First of all, you abridge it. I keep forgetting how wordy Dickens is, even in his novellas. I don't have the patience for that kind of verbosity anymore, although it can be amusing in small doses. Becky has wisely trimmed it down to a two hour running time, including an intermission. Secondly, you come up with a non-traditional staging concept, which we have already mentioned. Thirdly, you cast it with good actors.
Everyone, and I mean every one of the 17 people on stage, is on their game, and most of them play more than one part. For example, a sound effects person from the "radio studio" will suddenly move to the front of the stage and become Mrs. Cratchit, then go back to doing sound effects. And it all seems very natural.

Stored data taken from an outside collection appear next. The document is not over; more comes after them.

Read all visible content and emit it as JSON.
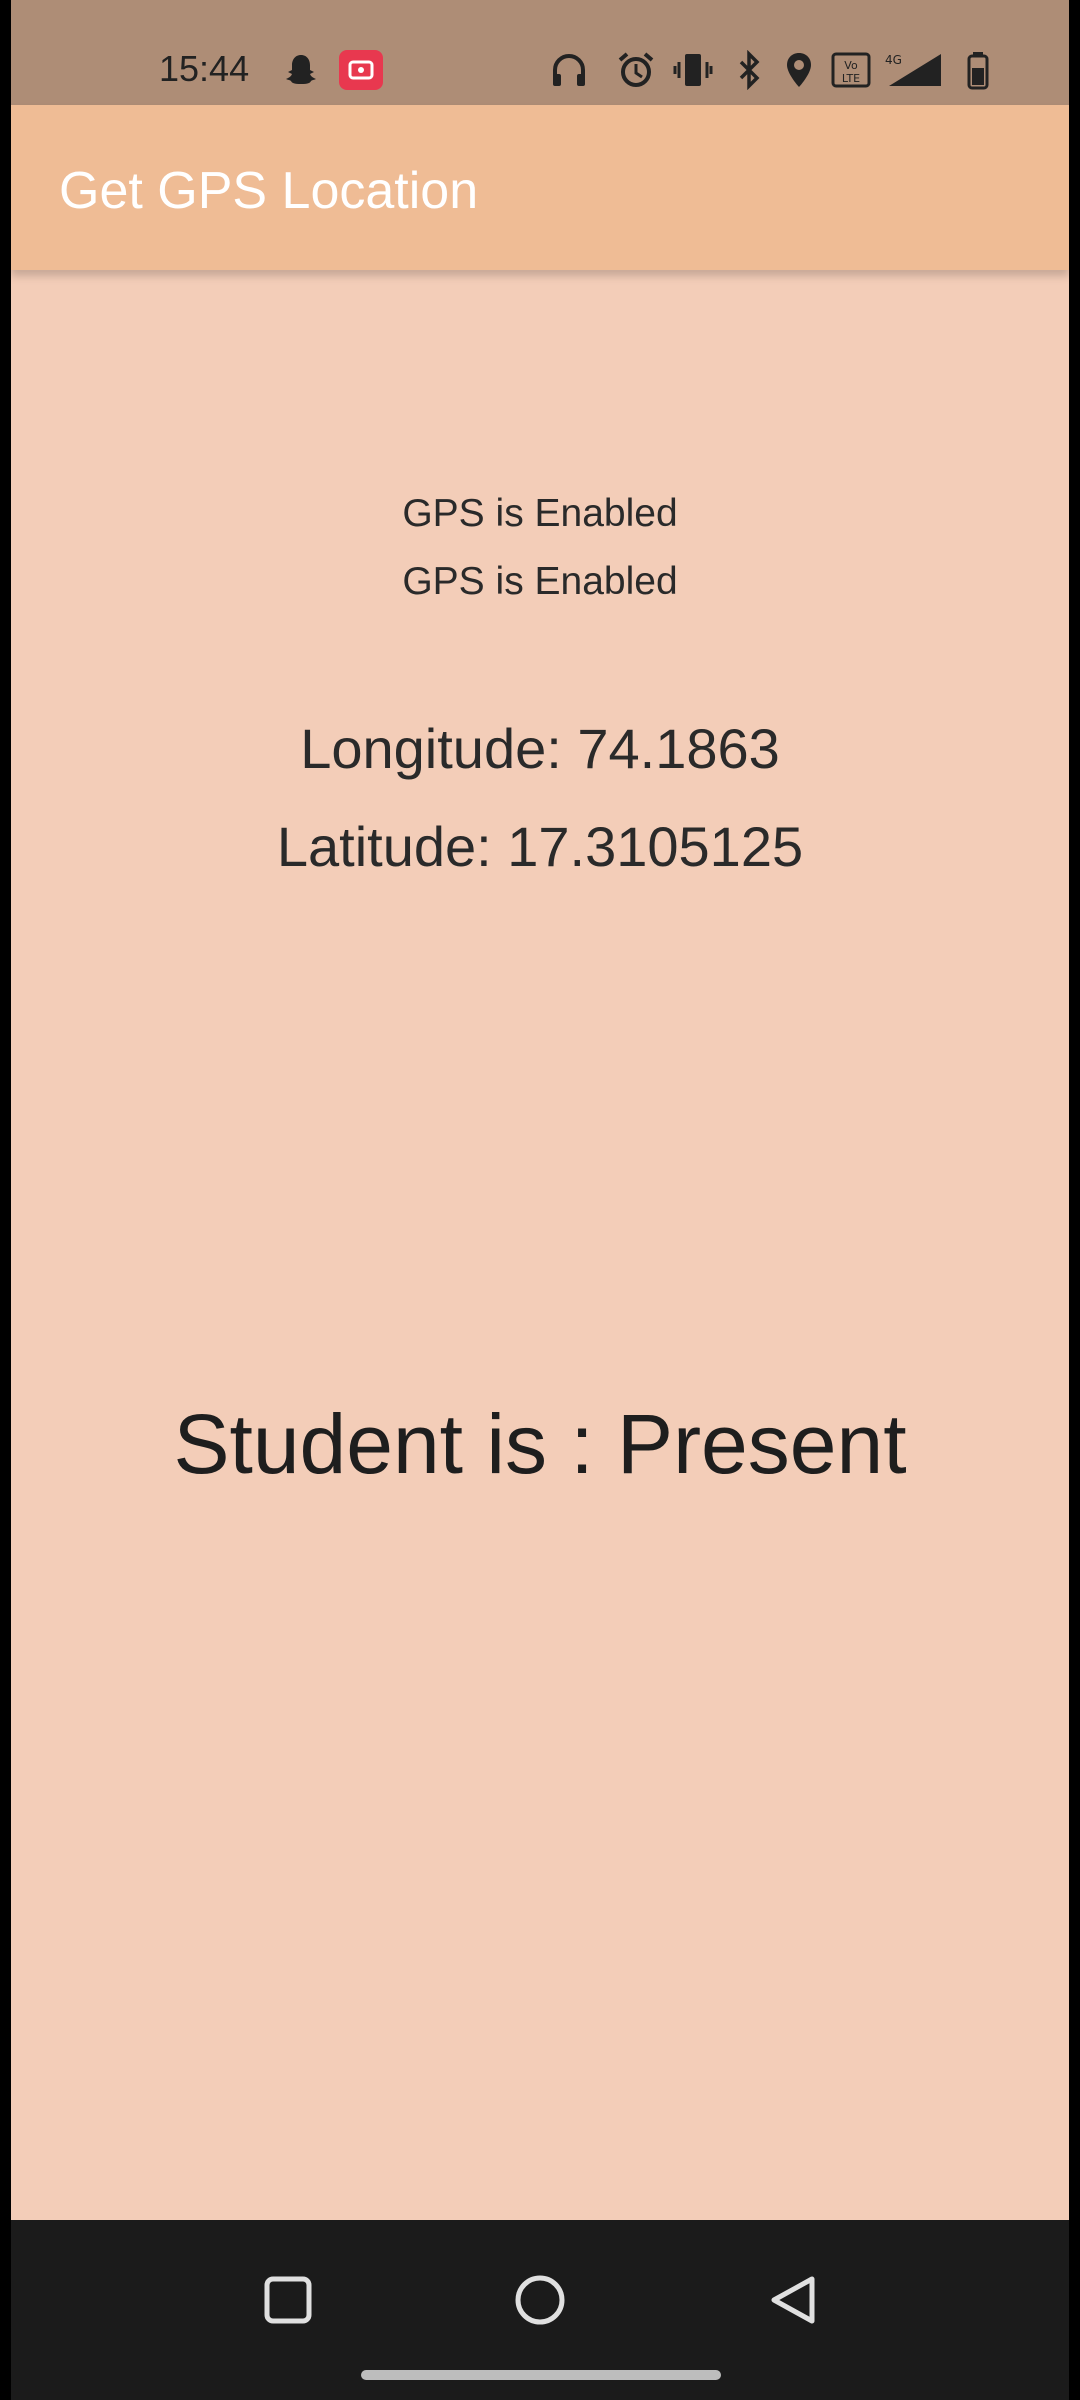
{
  "status_bar": {
    "time": "15:44",
    "icons": [
      "snapchat-icon",
      "screen-record-icon",
      "headphones-icon",
      "alarm-icon",
      "vibrate-icon",
      "bluetooth-icon",
      "location-icon",
      "volte-icon",
      "signal-4g-icon",
      "battery-icon"
    ],
    "screen_record_color": "#e8384f"
  },
  "app_bar": {
    "title": "Get GPS Location",
    "color": "#efbc95"
  },
  "content": {
    "gps_status_1": "GPS is Enabled",
    "gps_status_2": "GPS is Enabled",
    "longitude": "Longitude: 74.1863",
    "latitude": "Latitude: 17.3105125",
    "attendance": "Student is : Present",
    "background": "#f3cdb8"
  },
  "nav_bar": {
    "buttons": [
      "recent-apps-icon",
      "home-icon",
      "back-icon"
    ]
  }
}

The two children, Athena Swartz and J.R. Ramoso (the Tiny Tim), are already at home on stage and their voices project well. The senior members of the cast (and I hope I'm not insulting anybody here) must have cumulatively a couple centuries of experience in the theater, and it shows. Rick Wiles, Hugh Witemeyer, Alan Hudson, Linda Williams, Frank Melcori and Brian Hansen are all veterans of Albuquerque stages, and it's good to see that they continue to do such good work.
Ray Orley is a perfect fit for the role of Scrooge (again, no insult implied). The right age, the right voice, the right acting. Tom Pentecost has recently come to New Mexico, and is good as Bob Cratchit. The other players (Soraya Baraque, Jennifer Benoit, Virginia Chavez, Rebecca Dawson, Erica Entrop and Michelle Varela) deserve careers as long and varied as those of the theater "elders" they are working with.

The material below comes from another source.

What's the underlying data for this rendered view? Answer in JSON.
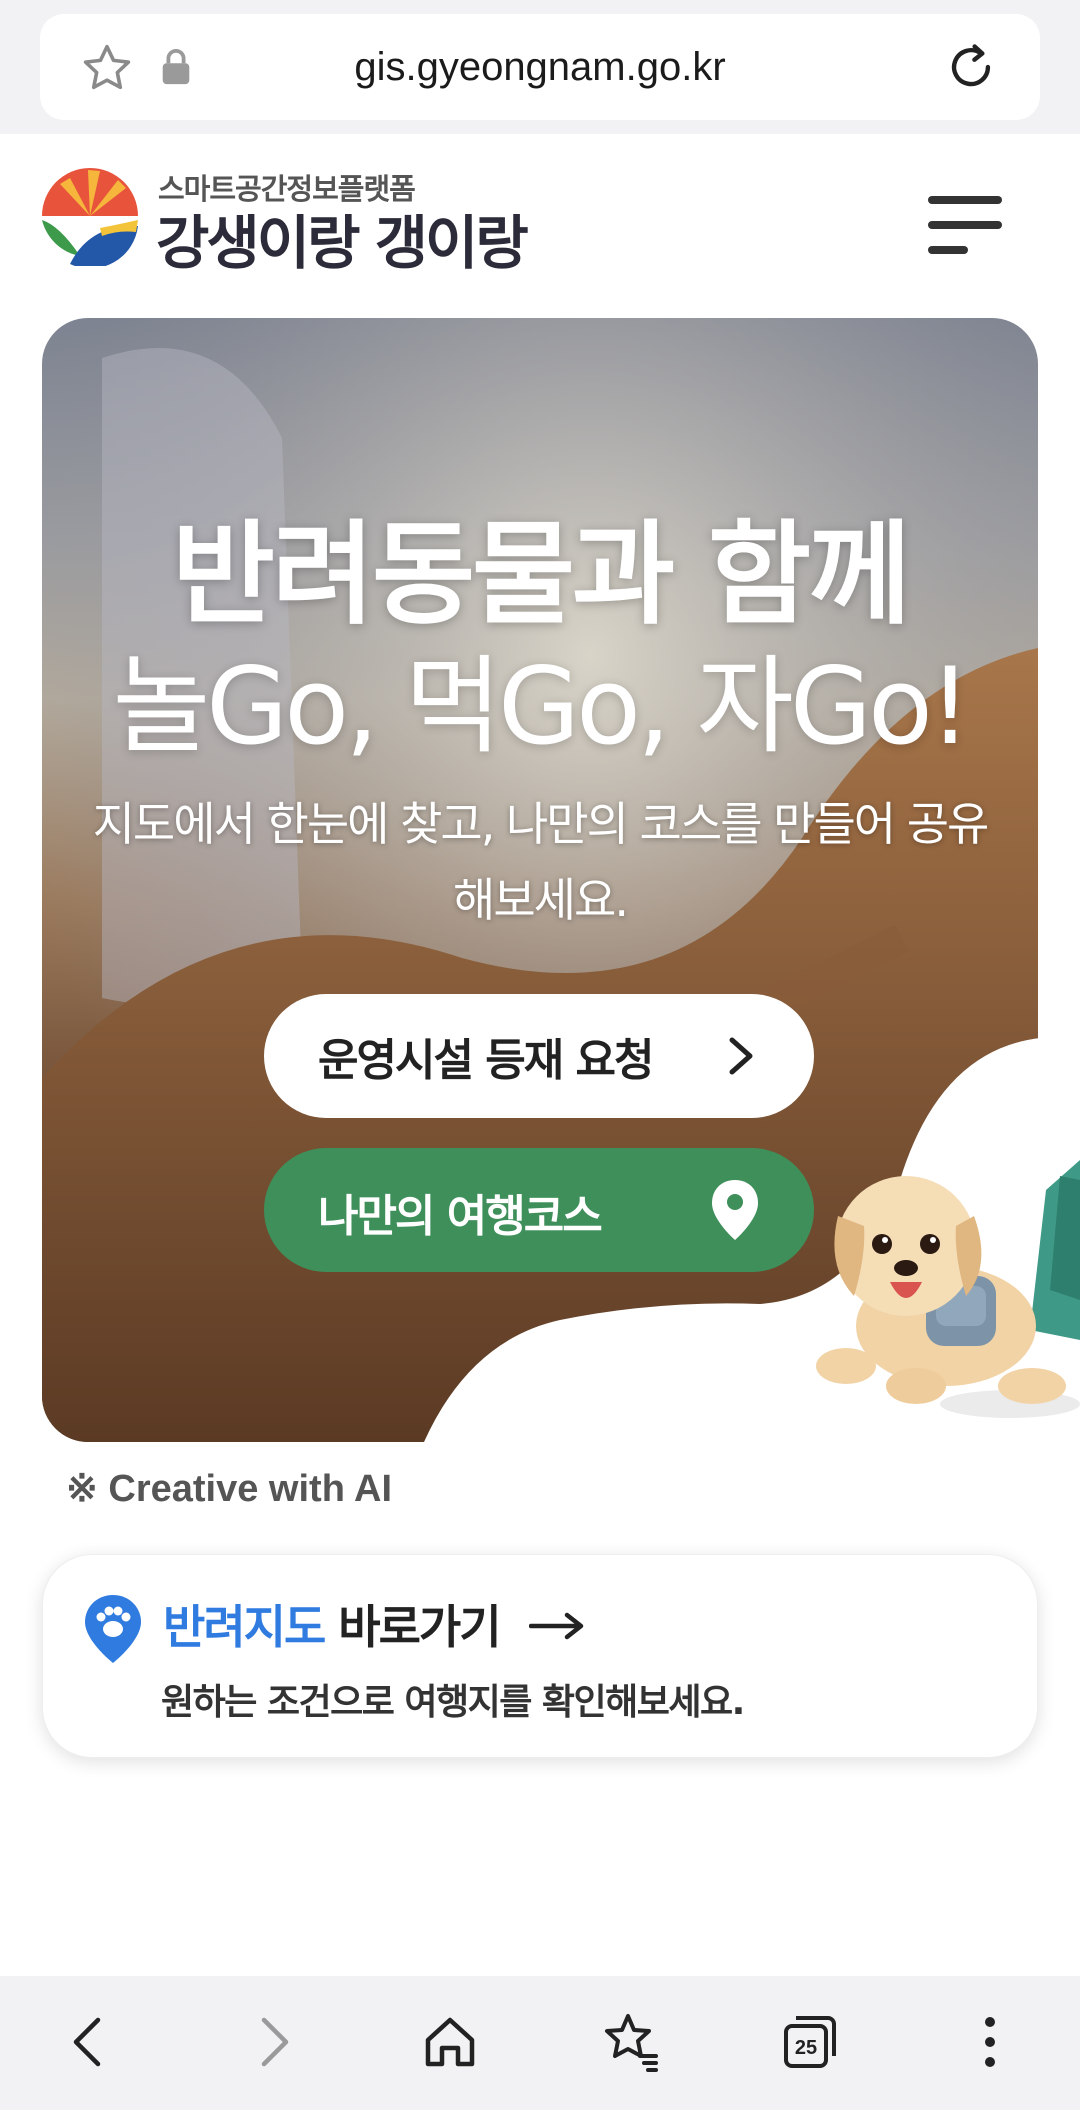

The set design by Barbara Bock pretty realistically replicates a sound studio, but allows space for action to take place outside of it as well. The whole show is fluently directed by the adapter, Becky Mayo.

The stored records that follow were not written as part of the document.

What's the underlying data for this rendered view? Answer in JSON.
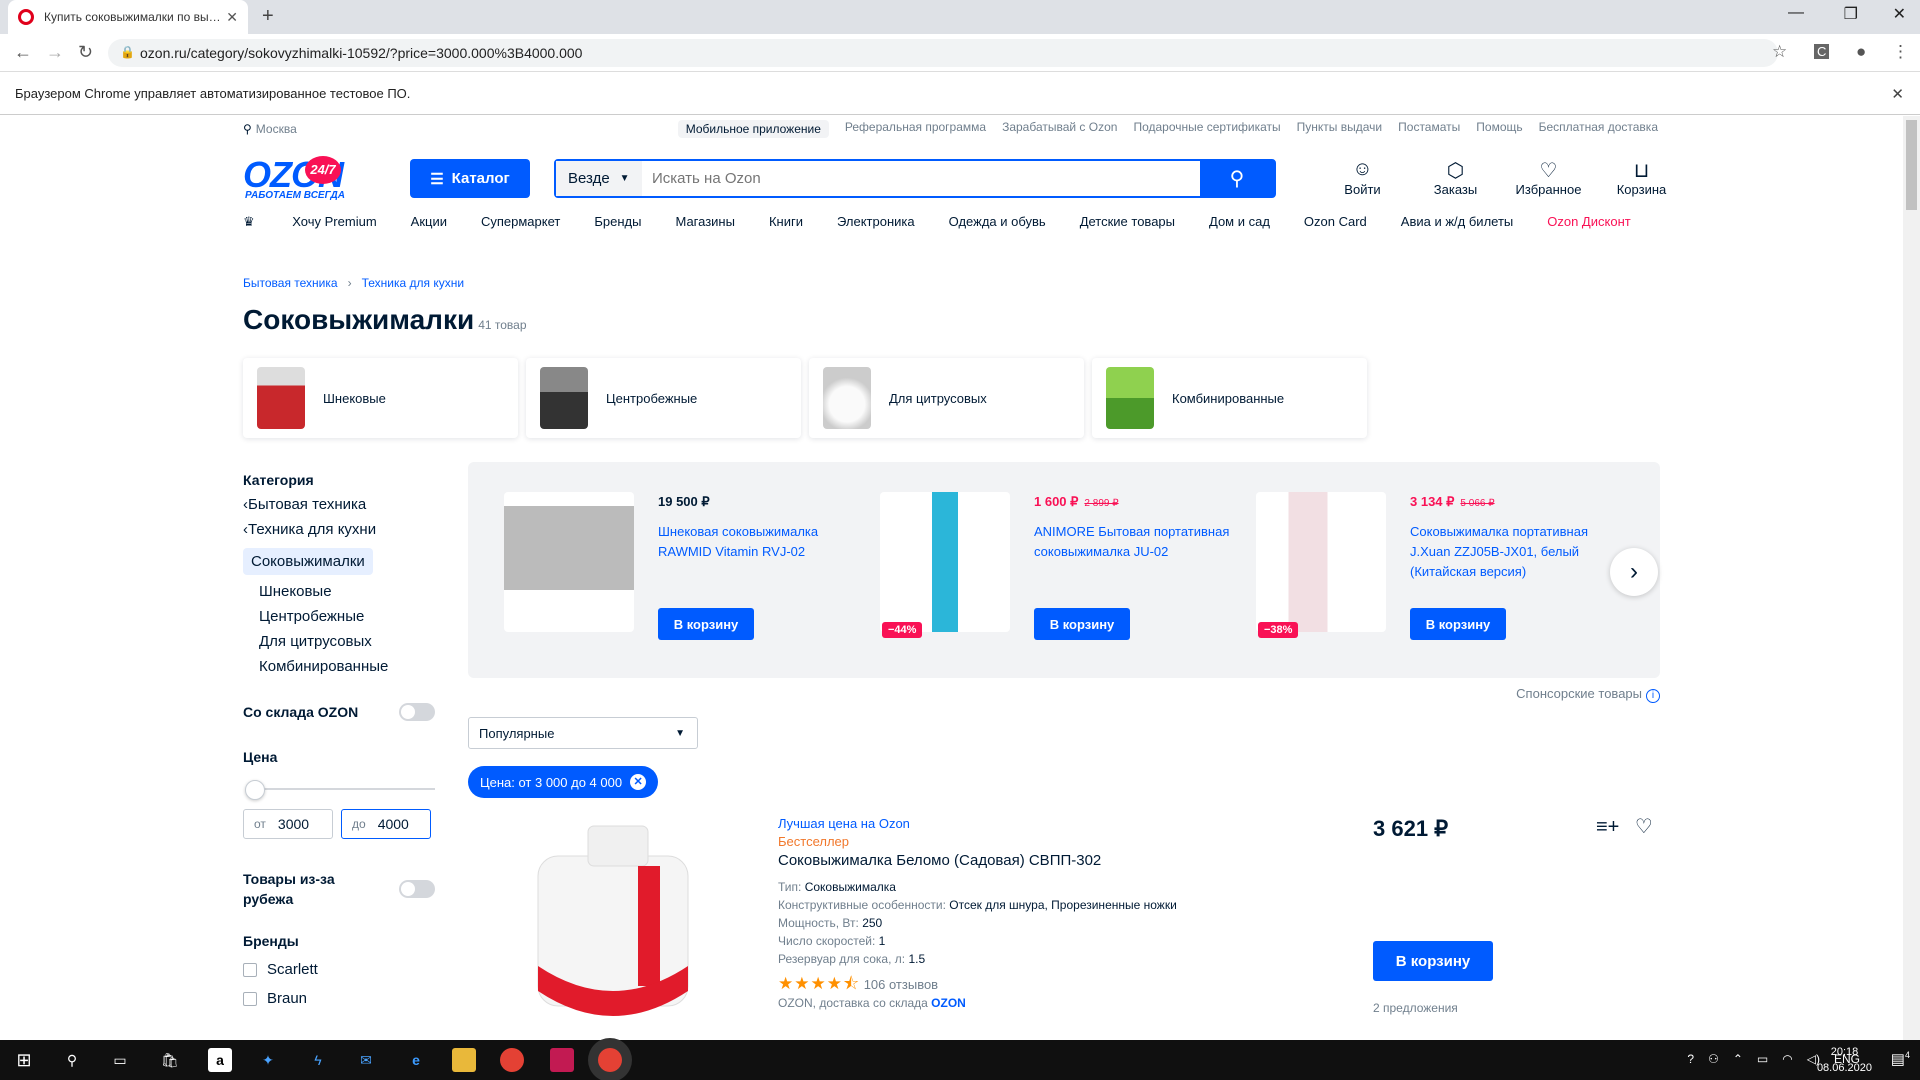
{
  "browser": {
    "tab_title": "Купить соковыжималки по вы…",
    "url": "ozon.ru/category/sokovyzhimalki-10592/?price=3000.000%3B4000.000",
    "infobar": "Браузером Chrome управляет автоматизированное тестовое ПО."
  },
  "header": {
    "city": "Москва",
    "top_links": [
      "Мобильное приложение",
      "Реферальная программа",
      "Зарабатывай с Ozon",
      "Подарочные сертификаты",
      "Пункты выдачи",
      "Постаматы",
      "Помощь",
      "Бесплатная доставка"
    ],
    "logo": "OZON",
    "logo_badge": "24/7",
    "logo_sub": "РАБОТАЕМ ВСЕГДА",
    "catalog_label": "Каталог",
    "search_scope": "Везде",
    "search_placeholder": "Искать на Ozon",
    "icons": [
      {
        "label": "Войти",
        "icon": "user-icon"
      },
      {
        "label": "Заказы",
        "icon": "box-icon"
      },
      {
        "label": "Избранное",
        "icon": "heart-icon"
      },
      {
        "label": "Корзина",
        "icon": "cart-icon"
      }
    ],
    "menu": [
      "Хочу Premium",
      "Акции",
      "Супермаркет",
      "Бренды",
      "Магазины",
      "Книги",
      "Электроника",
      "Одежда и обувь",
      "Детские товары",
      "Дом и сад",
      "Ozon Card",
      "Авиа и ж/д билеты"
    ],
    "menu_red": "Ozon Дисконт"
  },
  "breadcrumbs": [
    "Бытовая техника",
    "Техника для кухни"
  ],
  "page": {
    "title": "Соковыжималки",
    "count": "41 товар"
  },
  "subcategories": [
    {
      "label": "Шнековые",
      "color": "#c8282c"
    },
    {
      "label": "Центробежные",
      "color": "#444444"
    },
    {
      "label": "Для цитрусовых",
      "color": "#e8e8e8"
    },
    {
      "label": "Комбинированные",
      "color": "#6cbf3a"
    }
  ],
  "sidebar": {
    "category_heading": "Категория",
    "back_links": [
      "Бытовая техника",
      "Техника для кухни"
    ],
    "active": "Соковыжималки",
    "subs": [
      "Шнековые",
      "Центробежные",
      "Для цитрусовых",
      "Комбинированные"
    ],
    "ozon_stock": "Со склада OZON",
    "price_heading": "Цена",
    "price_from_prefix": "от",
    "price_from": "3000",
    "price_to_prefix": "до",
    "price_to": "4000",
    "abroad": "Товары из-за рубежа",
    "brands_heading": "Бренды",
    "brands": [
      "Scarlett",
      "Braun"
    ]
  },
  "promo": {
    "items": [
      {
        "price": "19 500 ₽",
        "old": "",
        "name": "Шнековая соковыжималка RAWMID Vitamin RVJ-02",
        "cart": "В корзину",
        "discount": ""
      },
      {
        "price": "1 600 ₽",
        "old": "2 899 ₽",
        "name": "ANIMORE Бытовая портативная соковыжималка JU-02",
        "cart": "В корзину",
        "discount": "−44%"
      },
      {
        "price": "3 134 ₽",
        "old": "5 066 ₽",
        "name": "Соковыжималка портативная J.Xuan ZZJ05B-JX01, белый (Китайская версия)",
        "cart": "В корзину",
        "discount": "−38%"
      }
    ],
    "sponsored": "Спонсорские товары"
  },
  "sort": {
    "value": "Популярные"
  },
  "filter_chip": "Цена: от 3 000 до 4 000",
  "product": {
    "best_price": "Лучшая цена на Ozon",
    "seller_badge": "Бестселлер",
    "name": "Соковыжималка Беломо (Садовая) СВПП-302",
    "attrs": [
      {
        "k": "Тип:",
        "v": "Соковыжималка"
      },
      {
        "k": "Конструктивные особенности:",
        "v": "Отсек для шнура, Прорезиненные ножки"
      },
      {
        "k": "Мощность, Вт:",
        "v": "250"
      },
      {
        "k": "Число скоростей:",
        "v": "1"
      },
      {
        "k": "Резервуар для сока, л:",
        "v": "1.5"
      }
    ],
    "rating": 4.5,
    "reviews": "106 отзывов",
    "delivery": "OZON, доставка со склада",
    "delivery_brand": "OZON",
    "price": "3 621 ₽",
    "cart": "В корзину",
    "offers": "2 предложения"
  },
  "taskbar": {
    "lang": "ENG",
    "time": "20:18",
    "date": "08.06.2020",
    "notifications": "4"
  }
}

I have only two quibbles. One is that most of the characters speak with American accents, but then every once in a while, some characters will come out with florid English accents. Regarding accents, I think, it should be all or none. I would have preferred to hear the whole show done with English accents. Secondly, the "radio" scenes use live microphones, which aren't necessary in a theater as intimate as the Adobe, and the occasional distortion they produced on the night I attended momentarily ruined the atmosphere. Better to just hear unamplified human voices whenever possible.
One other thing that has always bothered me about A Christmas Carol, which has nothing at all to do with this production, is why Scrooge is given the chance to redeem himself while still alive but Jacob Marley wasn't. Poor Marley, dragging his chains around for all eternity. Of course, maybe the point is that Marley's ghost and the three apparitions all appear only in Scrooge's imagination, so there is no more to the Marley story than that, But I wish Dickens had written a sequel about him, instead of the four other Christmas novellas he wrote in the 1840s after A Christmas Carol proved to be so popular. You might have heard of The Cricket on the Hearth, but how about The Chimes, The Battle of Life, or The Haunted Man? Wow, that guy was prolific.
Still, A Christmas Carol, despite its familiarity, never seems to grow tiresome, and it deserves to be seen or read every few years. I think you'll enjoy this version at the Adobe Theater (and, at least for me, it was a lot more fun than reading it).
Christmas Classics Radio Theater presents Charles Dickens' A Christmas Carol at the Adobe Theater in Albuquerque through December 16, 2012. Fridays and Saturdays at 8:00, Sundays at 2:00. Info at adobetheater.org or 505-898-9222.